Security and Audit Logs

Changing subjects, let's look at a topic that is crucial to application security but will not be discussed elsewhere in this book (and is often overlooked in other books). If you are building a server application, one area of functionality, while not being one of the more glamorous areas of security programming, cannot be overlooked. This is the area of creating and writing security and audit logs. The creation of security and audit logs is crucial to the detection of security breaks and the pursuit of the guilty parties.

Why Do You Need Audit Logs?

Yes, writing security and audit logs is something that the operating system is already doing, so why do you need to concern yourself with building another audit log? If a user is interacting directly with your application, the operating system is not likely to recognize that a security breach has occurred. Only your application is in a position to recognize this situation and have the information necessary to identify what happened, who did it, and how it was done.

If a security breach occurs through your application, a security log can provide you with valuable information on how your application was compromised, so you can correct the problem and make your application more secure than it was. It can also provide key information for identifying and prosecuting the cracker who broke through your defenses, assuming that either damage was done or valuable information was stolen.

If your application accesses sensitive information, in a database or other information source, it is often important to maintain an audit log of who accessed what sensitive information and what information was accessed. This information will be important if sensitive information is revealed to someone who is not privy to the information, or if someone is abusing his or her access to this information. The information in the audit log will be used to determine who might be guilty of these indiscretions and what corrective action should be taken.

What Information Needs to Be Included?

In a security or audit log, you need to include as much information as you possibly can. For a security log, you need to include the IP address of the perpetrator, the login or username (if available), what was done or what command was issued, the data passed to the command that caused the error, the time and date, and any other relevant data (depending on your application).

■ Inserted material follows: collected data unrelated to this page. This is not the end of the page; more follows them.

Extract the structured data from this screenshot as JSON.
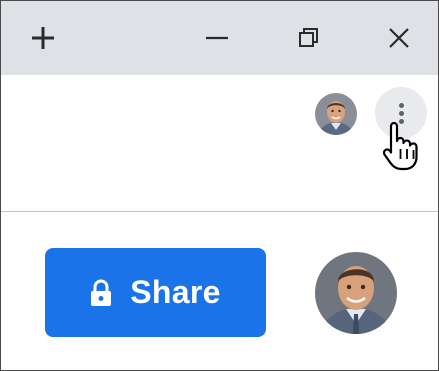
{
  "window_controls": {
    "new_tab_icon": "plus-icon",
    "minimize_icon": "minimize-icon",
    "restore_icon": "restore-icon",
    "close_icon": "close-icon"
  },
  "toolbar": {
    "profile_avatar": "profile-photo",
    "menu_icon": "three-dot-vertical-icon",
    "cursor_icon": "hand-pointer-cursor"
  },
  "content": {
    "share_button": {
      "icon": "lock-icon",
      "label": "Share"
    },
    "profile_avatar": "profile-photo"
  },
  "colors": {
    "titlebar": "#dee1e6",
    "accent": "#1a73e8",
    "menu_hover": "#e8eaed",
    "icon": "#5f6368"
  }
}
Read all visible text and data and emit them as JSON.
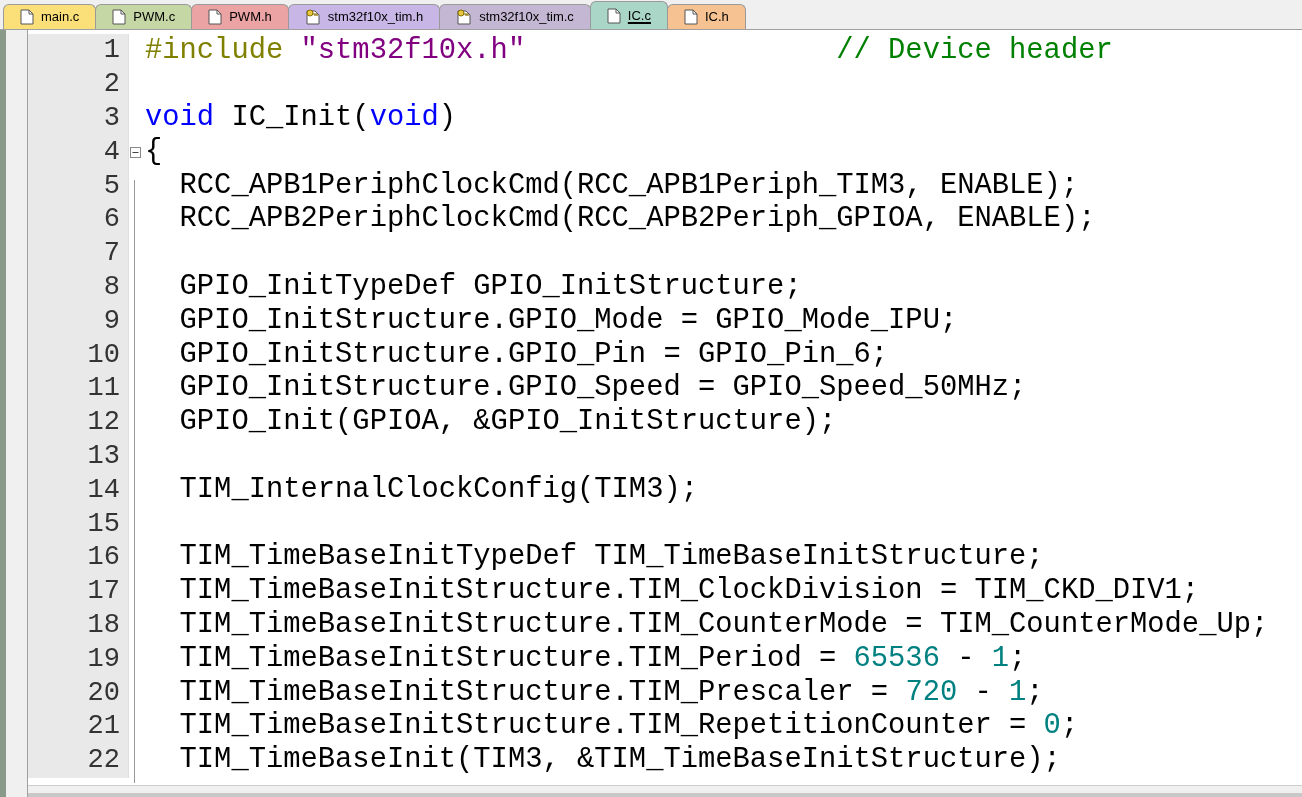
{
  "tabs": [
    {
      "label": "main.c",
      "kind": "file",
      "color": "#fbe07a",
      "selected": false
    },
    {
      "label": "PWM.c",
      "kind": "file",
      "color": "#c6d7a6",
      "selected": false
    },
    {
      "label": "PWM.h",
      "kind": "file",
      "color": "#eba3a3",
      "selected": false
    },
    {
      "label": "stm32f10x_tim.h",
      "kind": "key",
      "color": "#c7b6e6",
      "selected": false
    },
    {
      "label": "stm32f10x_tim.c",
      "kind": "key",
      "color": "#c4b7d4",
      "selected": false
    },
    {
      "label": "IC.c",
      "kind": "file",
      "color": "#a9d6c6",
      "selected": true
    },
    {
      "label": "IC.h",
      "kind": "file",
      "color": "#f7c291",
      "selected": false
    }
  ],
  "editor": {
    "lines": [
      {
        "number": "1",
        "tokens": [
          {
            "kind": "preprocessor",
            "text": "#include "
          },
          {
            "kind": "string",
            "text": "\"stm32f10x.h\""
          },
          {
            "kind": "comment",
            "text": "                  // Device header"
          }
        ]
      },
      {
        "number": "2"
      },
      {
        "number": "3",
        "tokens": [
          {
            "kind": "keyword",
            "text": "void"
          },
          {
            "kind": "plain",
            "text": " IC_Init("
          },
          {
            "kind": "keyword",
            "text": "void"
          },
          {
            "kind": "plain",
            "text": ")"
          }
        ]
      },
      {
        "number": "4",
        "fold": true,
        "tokens": [
          {
            "kind": "plain",
            "text": "{"
          }
        ]
      },
      {
        "number": "5",
        "tokens": [
          {
            "kind": "plain",
            "text": "  RCC_APB1PeriphClockCmd(RCC_APB1Periph_TIM3, ENABLE);"
          }
        ]
      },
      {
        "number": "6",
        "tokens": [
          {
            "kind": "plain",
            "text": "  RCC_APB2PeriphClockCmd(RCC_APB2Periph_GPIOA, ENABLE);"
          }
        ]
      },
      {
        "number": "7"
      },
      {
        "number": "8",
        "tokens": [
          {
            "kind": "plain",
            "text": "  GPIO_InitTypeDef GPIO_InitStructure;"
          }
        ]
      },
      {
        "number": "9",
        "tokens": [
          {
            "kind": "plain",
            "text": "  GPIO_InitStructure.GPIO_Mode = GPIO_Mode_IPU;"
          }
        ]
      },
      {
        "number": "10",
        "tokens": [
          {
            "kind": "plain",
            "text": "  GPIO_InitStructure.GPIO_Pin = GPIO_Pin_6;"
          }
        ]
      },
      {
        "number": "11",
        "tokens": [
          {
            "kind": "plain",
            "text": "  GPIO_InitStructure.GPIO_Speed = GPIO_Speed_50MHz;"
          }
        ]
      },
      {
        "number": "12",
        "tokens": [
          {
            "kind": "plain",
            "text": "  GPIO_Init(GPIOA, &GPIO_InitStructure);"
          }
        ]
      },
      {
        "number": "13"
      },
      {
        "number": "14",
        "tokens": [
          {
            "kind": "plain",
            "text": "  TIM_InternalClockConfig(TIM3);"
          }
        ]
      },
      {
        "number": "15"
      },
      {
        "number": "16",
        "tokens": [
          {
            "kind": "plain",
            "text": "  TIM_TimeBaseInitTypeDef TIM_TimeBaseInitStructure;"
          }
        ]
      },
      {
        "number": "17",
        "tokens": [
          {
            "kind": "plain",
            "text": "  TIM_TimeBaseInitStructure.TIM_ClockDivision = TIM_CKD_DIV1;"
          }
        ]
      },
      {
        "number": "18",
        "tokens": [
          {
            "kind": "plain",
            "text": "  TIM_TimeBaseInitStructure.TIM_CounterMode = TIM_CounterMode_Up;"
          }
        ]
      },
      {
        "number": "19",
        "tokens": [
          {
            "kind": "plain",
            "text": "  TIM_TimeBaseInitStructure.TIM_Period = "
          },
          {
            "kind": "number",
            "text": "65536"
          },
          {
            "kind": "plain",
            "text": " - "
          },
          {
            "kind": "number",
            "text": "1"
          },
          {
            "kind": "plain",
            "text": ";"
          }
        ]
      },
      {
        "number": "20",
        "tokens": [
          {
            "kind": "plain",
            "text": "  TIM_TimeBaseInitStructure.TIM_Prescaler = "
          },
          {
            "kind": "number",
            "text": "720"
          },
          {
            "kind": "plain",
            "text": " - "
          },
          {
            "kind": "number",
            "text": "1"
          },
          {
            "kind": "plain",
            "text": ";"
          }
        ]
      },
      {
        "number": "21",
        "tokens": [
          {
            "kind": "plain",
            "text": "  TIM_TimeBaseInitStructure.TIM_RepetitionCounter = "
          },
          {
            "kind": "number",
            "text": "0"
          },
          {
            "kind": "plain",
            "text": ";"
          }
        ]
      },
      {
        "number": "22",
        "tokens": [
          {
            "kind": "plain",
            "text": "  TIM_TimeBaseInit(TIM3, &TIM_TimeBaseInitStructure);"
          }
        ]
      }
    ]
  }
}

For instance, if someone is trying to find a valid username/password combination for your application, you should record in the security log the IP address of the person, the username used, the date and time, and the fact that the login attempt failed. If subsequent attempts are made, you should include the number of failed attempts that have been made. It is debatable whether you should include the passwords tried in the log. Including the passwords tried in the log may enable you to tell whether the person is trying a brute-force method to find a valid password. At the same time, if someone is simply mistyping his or her password, recording the password in the log could compromise that user's account.

The information an audit log records is dependent on the particular situation. For controlling sensitive information in a database, an audit log would record the username of every user who accesses the sensitive information. The audit log would also record any changes made to this information, who made the change, and the before and after values for the information that was changed. As with security logs, the times and dates of all actions would be recorded in the audit log.

For instance, if someone were accessing and altering sensitive medical records, you would probably want to record the username, which records were accessed, what information was changed, and what the information was prior to being changed. You would also want to record the time and date the records were accessed and changed. Finally, if you have this information available, you would want to record how the user accessed the records, whether through an application screen or via some other known means.